No prob, tonight’s payday at my other job, I’ll have cash for you in the morning. Well, I’m off. Kiss
I’ll tidy up the house and see you tomorrow morning, Al. And then we can … uh …
You better believe we will, God, you’re hot. 'Nite Peg.
Charlie, we have to talk.
What about?
Its simply unethical for us to keep having sex while you’re a patient of mine.
You’re right, you’re right. We’re not exclusive either, so there’s no loss in staying friends and staying professional. And,if I don’t have to keep lying to my ex-wife, I can be a better father… maybe even win her back.
Also, I’m going overseas to do research.
Awesome for you, best of luck.
“Norm, you come into this bar every single day and drink beer after beer. I don’t know how your liver handles it, but - and I say this as a friend - I think you may have a problem. I’ve decided not to serve you any more.”
“You know, Sammy, I’ve been struggling with that realization for years, and now that you’ve said it out loud I can’t deny it anymore. I’m going to get sober and spend more time with Vera.”

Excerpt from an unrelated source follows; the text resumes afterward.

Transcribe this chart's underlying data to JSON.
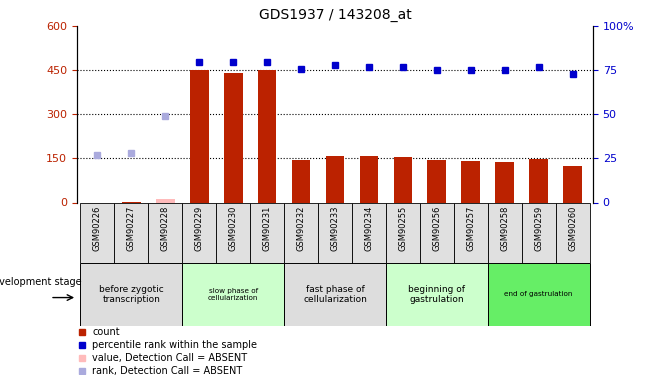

On what grounds? At the time the show was made it was perfectly legal and mostly uncontroversial. Having the characters sue and win would have been unrealistic.
“…and our next guest is Captain Jonas Grumby, a charter boat operator from Hawaii who spent a year stranded on a small Pacific island with his passengers. How long exactly were you marooned, Captain Grumby?”
“Please call me Skipper; everyone does. It was a little over a year.”
“And to think that you might still be there if the Mars Lander hadn’t malfunctioned and crashed on your island!”
“Well, we were lucky, no question about it. But we actually had several earlier chances to escape and they all failed.”
“Ah, yes. This involves your first mate, Gilligan?”
“Exactly. Much as it broke our hearts to do this, we ended up keeping him confined to a hut. It was just after President Rodriguez of Ecuarico visited the island. We realized that. . . although Gilligan was a sweet guy with a big heart, Gilligan was also the single consistent reason we kept missing chances to be rescued. We didn’t even let him out until after the Navy ship that NASA called about us had arrived and radioed our exact location back to Pearl Harbor. If you’re listening to this broadcast, Little Buddy. . .no hard feelings?”